To summarize: Breckinloggins details the frustration and length of time for development of a proposed software replacement for Excel. The result being, the users give up hope and are “far happier with their clunky spreadsheet.”
Aside from the waiting, the nature of data management is that you need multiple views of the same thing in order to get the full story. Often, you can’t anticipate what you’ll need. In the example of Steve needing the volunteer-related data. He might have to go back and get the data on special events to retrieve specific details on the volunteers’ roles and time donated. Going back for more reports gets really old if you have to rely on someone else to get the data and format it exactly how you need it.
Verily, verily. Steve is staring at a neon red invitation to empower his-damned-self and go rogue-spreadsheet.
First, we have to acknowledge where a person or organization is, and look at what they’re trying to do. They may have exactly what they need. Or, they need creative solutions because they can’t afford the perfect-world solution.
What they don’t need is fear-mongering, Cassandras or doomsayers.
Second, realize that empowerment is what people are fighting for when they resist expensive, complex solutions. When Steve is sitting at his desk feeling desperate, the benefits of centralized relational data start looking like a hassle.

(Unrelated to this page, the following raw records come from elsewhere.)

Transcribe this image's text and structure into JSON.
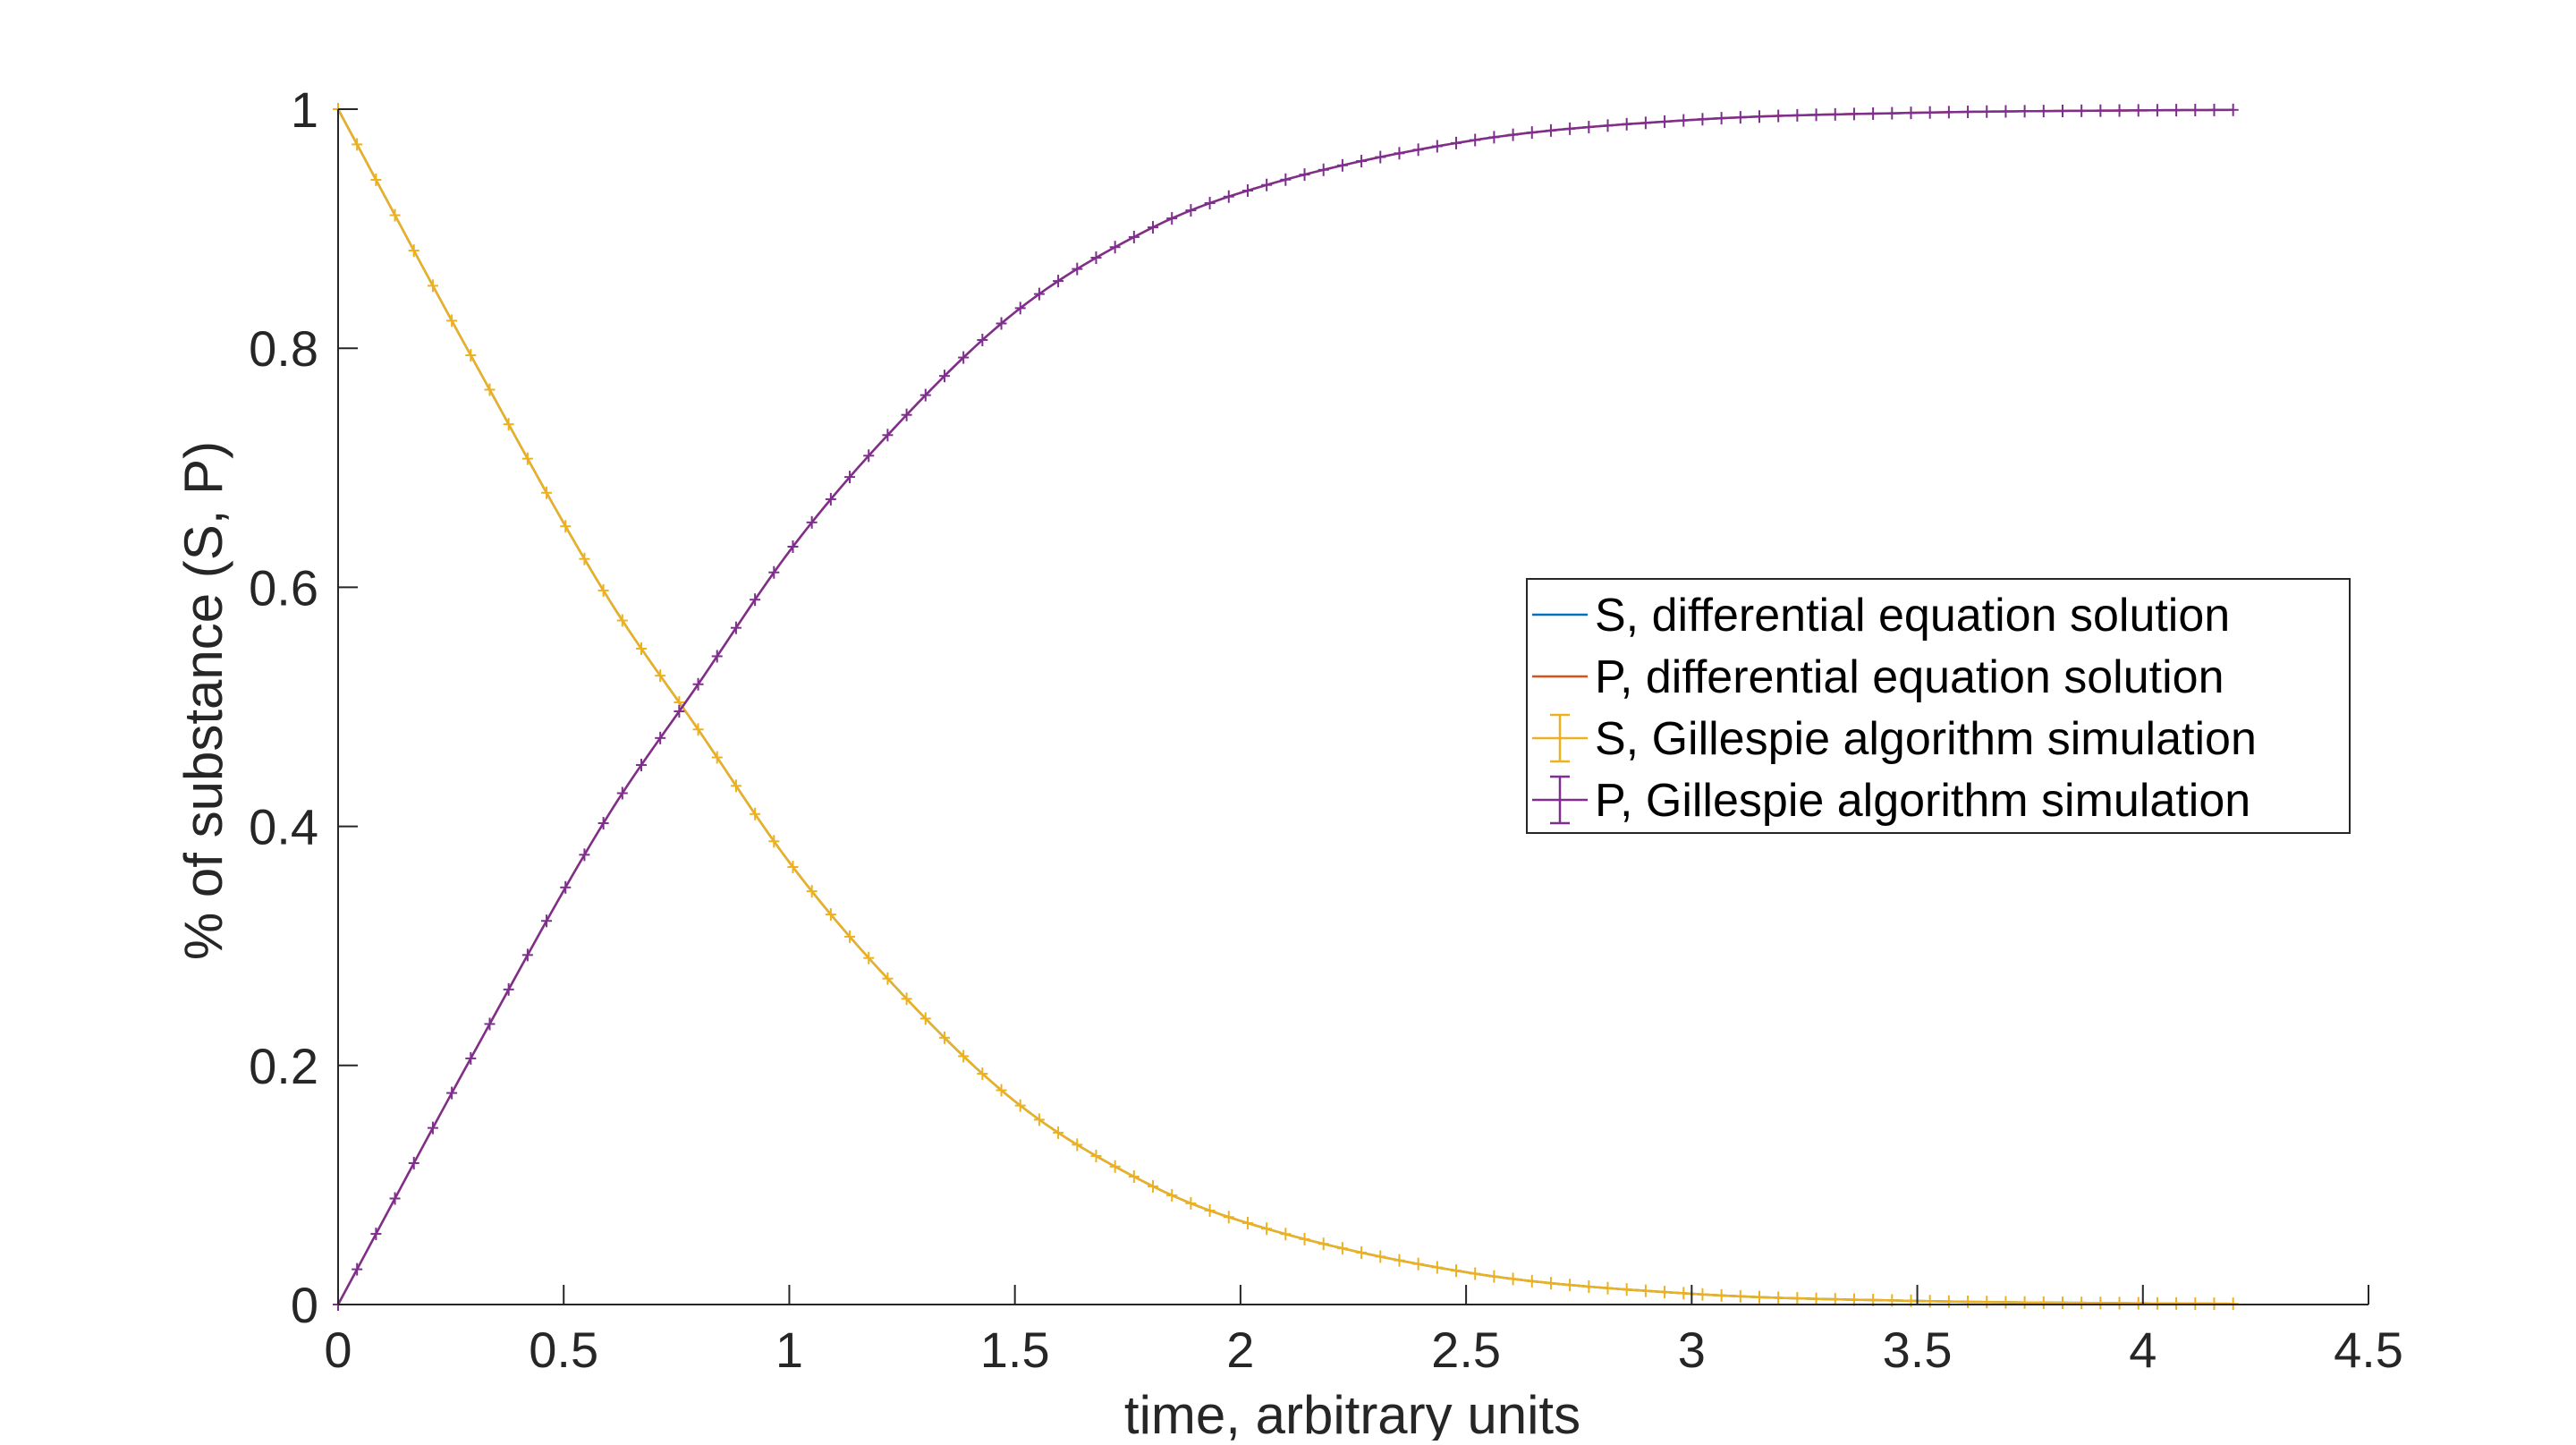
{
  "chart_data": {
    "type": "line",
    "title": "",
    "xlabel": "time, arbitrary units",
    "ylabel": "% of substance (S, P)",
    "xlim": [
      0,
      4.5
    ],
    "ylim": [
      0,
      1
    ],
    "xticks": [
      0,
      0.5,
      1,
      1.5,
      2,
      2.5,
      3,
      3.5,
      4,
      4.5
    ],
    "xtick_labels": [
      "0",
      "0.5",
      "1",
      "1.5",
      "2",
      "2.5",
      "3",
      "3.5",
      "4",
      "4.5"
    ],
    "yticks": [
      0,
      0.2,
      0.4,
      0.6,
      0.8,
      1
    ],
    "ytick_labels": [
      "0",
      "0.2",
      "0.4",
      "0.6",
      "0.8",
      "1"
    ],
    "grid": false,
    "legend_placement": "center-right",
    "x": [
      0,
      0.3,
      0.6,
      0.8,
      1.0,
      1.2,
      1.5,
      1.8,
      2.0,
      2.5,
      3.0,
      3.5,
      4.0,
      4.2
    ],
    "series": [
      {
        "name": "S, differential equation solution",
        "color": "#0072BD",
        "marker": "none",
        "values": [
          1,
          0.79,
          0.59,
          0.48,
          0.37,
          0.28,
          0.17,
          0.1,
          0.07,
          0.027,
          0.009,
          0.003,
          0.001,
          0.0006
        ]
      },
      {
        "name": "P, differential equation solution",
        "color": "#D95319",
        "marker": "none",
        "values": [
          0,
          0.21,
          0.41,
          0.52,
          0.63,
          0.72,
          0.83,
          0.9,
          0.93,
          0.973,
          0.991,
          0.997,
          0.999,
          0.9994
        ]
      },
      {
        "name": "S, Gillespie algorithm simulation",
        "color": "#EDB120",
        "marker": "errorbar",
        "values": [
          1,
          0.79,
          0.59,
          0.48,
          0.37,
          0.28,
          0.17,
          0.1,
          0.07,
          0.027,
          0.009,
          0.003,
          0.001,
          0.0006
        ]
      },
      {
        "name": "P, Gillespie algorithm simulation",
        "color": "#7E2F8E",
        "marker": "errorbar",
        "values": [
          0,
          0.21,
          0.41,
          0.52,
          0.63,
          0.72,
          0.83,
          0.9,
          0.93,
          0.973,
          0.991,
          0.997,
          0.999,
          0.9994
        ]
      }
    ]
  }
}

Throughout an organization, responsible Data Management has got to be the mindset for everybody, it can’t be the responsibility of a few who then act as gatekeepers. Every time I’ve seen something go wrong, it’s not been Excel or the fancy database. It’s been someone who just needed some data, got some data and marched ahead. A Data Management mindset considers the level of crap data that you know you have; understands that information is dynamic; knows where to look to reconcile apparent errors; is always thinking “data quality;” and strives to protect the dataset.
If our Steve can be trained to take on a Data Management mindset, maybe he can then have access to the centralized data or, maybe he can pull together his rogue spreadsheet and also speak to potential weakness in what he presents to his Executive Director and the donor.